Jetzt haben die Mitglieder das Wort

Tarifeinigung beim TV Stud

Jetzt haben die Mitglieder das Wort

Die Tarifkommission der studentischen Beschäftigten hat heute einer Tarifeinigung für einen neuen Tarifvertrag Studentische Beschäftigte (TV Stud) nach langer Beratung zugestimmt. Damit ist der längste Hochschulstreik in Deutschland ausgesetzt.

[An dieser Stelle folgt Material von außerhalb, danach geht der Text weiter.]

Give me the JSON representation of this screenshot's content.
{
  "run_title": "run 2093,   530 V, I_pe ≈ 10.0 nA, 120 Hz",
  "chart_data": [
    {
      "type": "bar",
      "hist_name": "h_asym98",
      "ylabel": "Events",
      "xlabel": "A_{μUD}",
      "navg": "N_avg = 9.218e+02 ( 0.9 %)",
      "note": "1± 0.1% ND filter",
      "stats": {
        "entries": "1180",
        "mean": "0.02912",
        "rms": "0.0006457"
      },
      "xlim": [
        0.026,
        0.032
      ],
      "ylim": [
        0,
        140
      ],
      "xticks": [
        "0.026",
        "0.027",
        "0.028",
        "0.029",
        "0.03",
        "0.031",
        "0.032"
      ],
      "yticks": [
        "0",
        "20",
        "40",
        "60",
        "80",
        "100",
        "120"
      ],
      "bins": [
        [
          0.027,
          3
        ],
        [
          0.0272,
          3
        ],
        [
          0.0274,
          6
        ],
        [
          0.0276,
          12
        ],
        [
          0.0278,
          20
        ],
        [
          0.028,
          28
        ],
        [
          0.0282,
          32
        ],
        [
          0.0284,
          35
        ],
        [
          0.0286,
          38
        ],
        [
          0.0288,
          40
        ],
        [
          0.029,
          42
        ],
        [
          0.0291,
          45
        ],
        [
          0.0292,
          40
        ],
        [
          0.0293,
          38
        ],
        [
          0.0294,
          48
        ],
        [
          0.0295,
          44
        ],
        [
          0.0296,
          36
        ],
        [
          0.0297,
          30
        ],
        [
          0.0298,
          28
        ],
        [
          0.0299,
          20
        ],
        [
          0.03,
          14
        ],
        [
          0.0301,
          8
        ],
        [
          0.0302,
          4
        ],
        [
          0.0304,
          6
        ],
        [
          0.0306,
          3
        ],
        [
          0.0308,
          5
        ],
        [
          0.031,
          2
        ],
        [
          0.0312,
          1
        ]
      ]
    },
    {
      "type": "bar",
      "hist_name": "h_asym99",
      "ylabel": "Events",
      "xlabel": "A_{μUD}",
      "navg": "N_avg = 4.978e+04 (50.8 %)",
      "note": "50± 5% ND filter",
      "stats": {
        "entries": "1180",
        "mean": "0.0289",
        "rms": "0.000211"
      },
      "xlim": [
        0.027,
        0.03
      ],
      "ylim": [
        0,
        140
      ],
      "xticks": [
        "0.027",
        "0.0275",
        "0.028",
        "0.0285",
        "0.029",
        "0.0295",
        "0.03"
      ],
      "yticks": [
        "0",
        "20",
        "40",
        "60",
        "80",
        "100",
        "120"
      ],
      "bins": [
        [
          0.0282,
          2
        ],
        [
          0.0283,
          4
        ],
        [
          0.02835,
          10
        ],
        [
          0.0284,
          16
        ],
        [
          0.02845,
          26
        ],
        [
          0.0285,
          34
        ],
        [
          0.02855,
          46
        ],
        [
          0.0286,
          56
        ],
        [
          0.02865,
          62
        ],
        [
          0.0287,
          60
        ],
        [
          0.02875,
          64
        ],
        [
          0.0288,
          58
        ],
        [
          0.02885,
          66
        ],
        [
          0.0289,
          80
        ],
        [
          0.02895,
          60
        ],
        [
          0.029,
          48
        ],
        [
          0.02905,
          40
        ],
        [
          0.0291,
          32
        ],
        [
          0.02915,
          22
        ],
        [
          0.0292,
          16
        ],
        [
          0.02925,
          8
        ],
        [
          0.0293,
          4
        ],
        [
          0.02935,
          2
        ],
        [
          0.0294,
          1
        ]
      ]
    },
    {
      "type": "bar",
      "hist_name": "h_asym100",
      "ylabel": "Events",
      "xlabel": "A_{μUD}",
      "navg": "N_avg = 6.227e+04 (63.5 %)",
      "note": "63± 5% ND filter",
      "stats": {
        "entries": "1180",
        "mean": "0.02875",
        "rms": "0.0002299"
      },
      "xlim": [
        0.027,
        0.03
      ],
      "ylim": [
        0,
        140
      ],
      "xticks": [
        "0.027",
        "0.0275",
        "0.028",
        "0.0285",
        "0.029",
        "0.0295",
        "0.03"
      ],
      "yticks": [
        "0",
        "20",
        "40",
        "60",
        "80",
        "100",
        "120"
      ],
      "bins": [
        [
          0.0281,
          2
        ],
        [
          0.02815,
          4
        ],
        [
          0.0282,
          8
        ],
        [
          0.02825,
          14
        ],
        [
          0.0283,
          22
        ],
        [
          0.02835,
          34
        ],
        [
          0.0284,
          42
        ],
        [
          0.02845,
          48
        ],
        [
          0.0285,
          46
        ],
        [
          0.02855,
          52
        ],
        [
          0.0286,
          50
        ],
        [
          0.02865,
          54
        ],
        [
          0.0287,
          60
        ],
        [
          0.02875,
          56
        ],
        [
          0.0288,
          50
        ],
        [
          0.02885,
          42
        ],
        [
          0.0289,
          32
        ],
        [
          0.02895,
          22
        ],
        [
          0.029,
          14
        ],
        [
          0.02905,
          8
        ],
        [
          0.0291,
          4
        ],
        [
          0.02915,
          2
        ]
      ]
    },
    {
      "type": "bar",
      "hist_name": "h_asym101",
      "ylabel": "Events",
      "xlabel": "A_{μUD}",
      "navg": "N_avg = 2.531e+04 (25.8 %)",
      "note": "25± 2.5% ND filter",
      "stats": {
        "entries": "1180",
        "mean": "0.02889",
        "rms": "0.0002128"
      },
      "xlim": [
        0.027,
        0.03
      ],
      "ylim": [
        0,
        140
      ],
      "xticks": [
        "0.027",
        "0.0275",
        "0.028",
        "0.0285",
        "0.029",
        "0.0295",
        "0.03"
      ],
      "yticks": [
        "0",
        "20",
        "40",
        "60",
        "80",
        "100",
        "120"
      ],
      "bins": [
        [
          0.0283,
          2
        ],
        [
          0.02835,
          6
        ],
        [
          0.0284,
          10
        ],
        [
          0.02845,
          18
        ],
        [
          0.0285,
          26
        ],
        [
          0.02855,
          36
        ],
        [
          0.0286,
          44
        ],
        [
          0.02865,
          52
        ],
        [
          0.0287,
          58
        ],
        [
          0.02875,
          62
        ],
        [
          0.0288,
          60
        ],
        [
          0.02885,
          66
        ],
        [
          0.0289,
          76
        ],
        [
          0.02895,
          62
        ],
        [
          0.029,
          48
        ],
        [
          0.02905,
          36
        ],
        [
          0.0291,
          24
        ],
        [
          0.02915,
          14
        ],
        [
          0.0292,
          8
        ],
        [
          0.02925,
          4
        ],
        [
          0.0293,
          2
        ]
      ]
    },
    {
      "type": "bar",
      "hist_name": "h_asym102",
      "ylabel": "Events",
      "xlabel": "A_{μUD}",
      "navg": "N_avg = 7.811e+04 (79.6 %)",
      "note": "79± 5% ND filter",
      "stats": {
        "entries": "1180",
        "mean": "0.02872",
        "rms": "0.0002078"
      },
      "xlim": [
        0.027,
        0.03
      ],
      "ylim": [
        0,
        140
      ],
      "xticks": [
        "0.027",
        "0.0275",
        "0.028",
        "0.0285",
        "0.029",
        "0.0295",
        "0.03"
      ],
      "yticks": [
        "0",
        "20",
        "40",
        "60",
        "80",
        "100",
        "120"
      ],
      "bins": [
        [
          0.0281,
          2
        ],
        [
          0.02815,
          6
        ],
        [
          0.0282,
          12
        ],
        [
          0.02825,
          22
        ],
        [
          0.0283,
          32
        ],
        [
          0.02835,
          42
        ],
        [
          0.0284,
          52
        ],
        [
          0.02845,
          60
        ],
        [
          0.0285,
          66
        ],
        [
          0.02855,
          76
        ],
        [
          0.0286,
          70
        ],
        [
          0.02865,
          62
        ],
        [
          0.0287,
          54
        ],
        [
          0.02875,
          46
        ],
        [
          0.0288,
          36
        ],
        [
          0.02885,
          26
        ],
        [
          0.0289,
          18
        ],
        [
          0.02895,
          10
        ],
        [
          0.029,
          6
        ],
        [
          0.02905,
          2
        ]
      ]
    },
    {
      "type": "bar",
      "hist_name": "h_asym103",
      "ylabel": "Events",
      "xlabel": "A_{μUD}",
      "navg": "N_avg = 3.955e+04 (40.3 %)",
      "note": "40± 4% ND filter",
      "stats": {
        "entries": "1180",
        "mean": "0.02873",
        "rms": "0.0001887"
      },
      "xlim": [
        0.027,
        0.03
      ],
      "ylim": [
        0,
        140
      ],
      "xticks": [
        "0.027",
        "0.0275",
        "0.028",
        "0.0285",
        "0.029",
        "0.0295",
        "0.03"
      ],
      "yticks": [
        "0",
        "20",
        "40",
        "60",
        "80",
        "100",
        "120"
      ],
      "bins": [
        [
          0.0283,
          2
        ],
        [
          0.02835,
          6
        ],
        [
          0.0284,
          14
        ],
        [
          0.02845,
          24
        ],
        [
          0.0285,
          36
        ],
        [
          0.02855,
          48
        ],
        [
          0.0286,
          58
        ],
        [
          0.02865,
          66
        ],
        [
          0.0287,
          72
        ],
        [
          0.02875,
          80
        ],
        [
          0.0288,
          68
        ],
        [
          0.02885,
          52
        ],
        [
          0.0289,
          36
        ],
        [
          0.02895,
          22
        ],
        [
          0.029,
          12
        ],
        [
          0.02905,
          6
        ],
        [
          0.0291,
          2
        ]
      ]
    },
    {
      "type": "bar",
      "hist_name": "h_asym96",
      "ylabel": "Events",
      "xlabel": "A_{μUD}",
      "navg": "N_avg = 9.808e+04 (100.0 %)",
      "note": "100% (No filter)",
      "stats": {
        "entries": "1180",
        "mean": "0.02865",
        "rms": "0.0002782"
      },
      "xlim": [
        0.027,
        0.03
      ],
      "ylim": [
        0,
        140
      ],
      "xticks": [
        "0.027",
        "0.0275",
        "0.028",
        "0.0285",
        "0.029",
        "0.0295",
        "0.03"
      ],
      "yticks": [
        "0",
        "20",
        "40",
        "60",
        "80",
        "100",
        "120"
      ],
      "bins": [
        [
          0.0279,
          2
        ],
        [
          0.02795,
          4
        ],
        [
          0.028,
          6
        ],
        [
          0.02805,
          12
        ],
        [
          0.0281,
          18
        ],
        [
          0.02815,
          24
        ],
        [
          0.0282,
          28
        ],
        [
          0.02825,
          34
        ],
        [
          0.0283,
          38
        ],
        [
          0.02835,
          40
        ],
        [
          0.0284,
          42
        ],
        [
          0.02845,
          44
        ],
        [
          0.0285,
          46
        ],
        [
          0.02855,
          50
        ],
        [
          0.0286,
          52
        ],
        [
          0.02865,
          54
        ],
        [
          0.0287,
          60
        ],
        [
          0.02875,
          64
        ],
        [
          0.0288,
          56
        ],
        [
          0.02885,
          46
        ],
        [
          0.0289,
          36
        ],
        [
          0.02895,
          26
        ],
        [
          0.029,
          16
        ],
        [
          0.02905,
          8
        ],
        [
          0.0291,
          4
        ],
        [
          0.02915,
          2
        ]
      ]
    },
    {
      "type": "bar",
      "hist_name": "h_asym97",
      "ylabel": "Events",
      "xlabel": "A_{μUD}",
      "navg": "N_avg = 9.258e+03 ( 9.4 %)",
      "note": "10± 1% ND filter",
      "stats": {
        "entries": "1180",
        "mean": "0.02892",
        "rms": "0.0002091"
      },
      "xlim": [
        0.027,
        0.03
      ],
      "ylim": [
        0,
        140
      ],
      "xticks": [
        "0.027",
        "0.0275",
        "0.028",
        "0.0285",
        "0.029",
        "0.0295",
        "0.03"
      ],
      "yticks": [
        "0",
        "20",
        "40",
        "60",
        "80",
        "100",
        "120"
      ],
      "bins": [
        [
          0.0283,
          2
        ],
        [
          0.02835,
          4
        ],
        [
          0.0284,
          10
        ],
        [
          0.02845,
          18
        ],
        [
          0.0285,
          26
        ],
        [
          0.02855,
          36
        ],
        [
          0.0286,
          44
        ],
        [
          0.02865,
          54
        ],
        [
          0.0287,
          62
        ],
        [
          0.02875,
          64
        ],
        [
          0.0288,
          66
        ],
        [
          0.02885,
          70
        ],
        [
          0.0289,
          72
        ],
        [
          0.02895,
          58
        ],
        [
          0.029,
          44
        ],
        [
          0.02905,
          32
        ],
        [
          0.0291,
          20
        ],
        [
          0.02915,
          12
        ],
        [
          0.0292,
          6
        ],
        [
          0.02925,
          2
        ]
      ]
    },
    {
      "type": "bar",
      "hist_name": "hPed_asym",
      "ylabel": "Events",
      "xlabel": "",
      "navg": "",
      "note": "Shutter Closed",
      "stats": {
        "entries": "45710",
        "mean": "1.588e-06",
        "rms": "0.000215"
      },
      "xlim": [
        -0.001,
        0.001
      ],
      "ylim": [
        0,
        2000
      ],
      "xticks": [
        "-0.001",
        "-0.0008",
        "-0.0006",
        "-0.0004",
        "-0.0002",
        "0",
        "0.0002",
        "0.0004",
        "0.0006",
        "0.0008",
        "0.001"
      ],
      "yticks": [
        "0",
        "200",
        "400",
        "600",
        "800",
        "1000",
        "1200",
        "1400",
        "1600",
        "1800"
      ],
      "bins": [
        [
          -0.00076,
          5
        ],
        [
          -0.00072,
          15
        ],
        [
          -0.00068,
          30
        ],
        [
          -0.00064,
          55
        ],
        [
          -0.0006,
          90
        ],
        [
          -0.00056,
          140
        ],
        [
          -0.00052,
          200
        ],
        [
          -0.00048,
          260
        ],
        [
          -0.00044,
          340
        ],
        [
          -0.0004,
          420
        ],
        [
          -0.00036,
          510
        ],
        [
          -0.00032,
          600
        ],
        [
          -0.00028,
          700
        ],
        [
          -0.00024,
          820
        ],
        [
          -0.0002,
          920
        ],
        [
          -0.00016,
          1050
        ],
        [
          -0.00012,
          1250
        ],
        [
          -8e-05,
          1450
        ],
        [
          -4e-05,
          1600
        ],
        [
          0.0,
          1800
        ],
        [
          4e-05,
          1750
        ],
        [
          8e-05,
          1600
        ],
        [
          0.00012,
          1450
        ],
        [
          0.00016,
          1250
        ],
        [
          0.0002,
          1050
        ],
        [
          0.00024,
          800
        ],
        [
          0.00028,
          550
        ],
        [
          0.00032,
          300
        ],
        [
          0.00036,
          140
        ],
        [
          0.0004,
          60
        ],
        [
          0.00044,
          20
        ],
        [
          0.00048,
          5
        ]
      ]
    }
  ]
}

In der kommenden Woche werden die Mitglieder von ver.di und GEW befragt, ob sie der Empfehlung der Tarifkommission für eine Annahme des Einigungspapiers folgen. 

Die Einigung sieht im Wesentlichen folgende Erhöhungen der Stundenlöhne von derzeit 10,98 Euro vor:

  • ab 1. Juli 2018 auf 12,30 Euro,
  • ab 1. Juli 2019 auf 12,50 Euro,
  • ab 1. Januar 2021 auf 12,68 Euro und
  • ab 1. Januar 2022 auf 12,96 Euro.

Zudem werden ab Juli 2023 die Löhne der Studentischen Beschäftigten im selben Maße wie die der anderen Hochschulbeschäftigten erhöht, die nach dem Tarifvertrag der Länder (TV-L) bezahlt werden. Die Hochschulen erhalten ein Widerspruchsrecht für den Fall, dass sie die TV-L-Erhöhung durch die Hochschulverträge nicht finanzieren können.

Andere wichtige Elemente der Einigung sind eine Erweiterung der Entgeltfortzahlung im Krankheitsfall von 6 auf 10 Wochen und die Erhöhung des Urlaubsanspruchs von 25 auf 30 Arbeitstage im Jahr ab 2019.

Am Montag, 2.7., werden an zahlreichen Hochschulen Informationsveranstaltungen zur Tarifeinigung stattfinden. Von Dienstag, 3.7. bis Donnerstag 5.7. findet dann eine Mitgliederbefragung statt. Informationen zu den Veranstaltungen und Abstimmungsorten werden so bald wie möglich auf https://tvstud.berlin bekannt gemacht. Weitere schriftliche Informationen zum Abschluss folgen in den nächsten Tagen.

Das jetzt vorliegende Einigungspapier ist das Ergebnis jahrelanger Bemühungen von hunderten Aktiven in der TVStud-Kampagne, des Einsatzes der Tarifkommission in 9 zähen Verhandlungsrunden und natürlich der Streikbewegung, die den Protest in bisher 39 Streiktagen an den Hochschulen und in der Stadt unübersehbar gemacht hat. Bei ihnen bedanken wir uns schon einmal bis hierhin ganz herzlich.

Jetzt haben die Mitglieder das Wort. Erst ihr Votum wird entscheiden, ob aus dem Verhandlungsergebnis ein Tarifabschluss wird.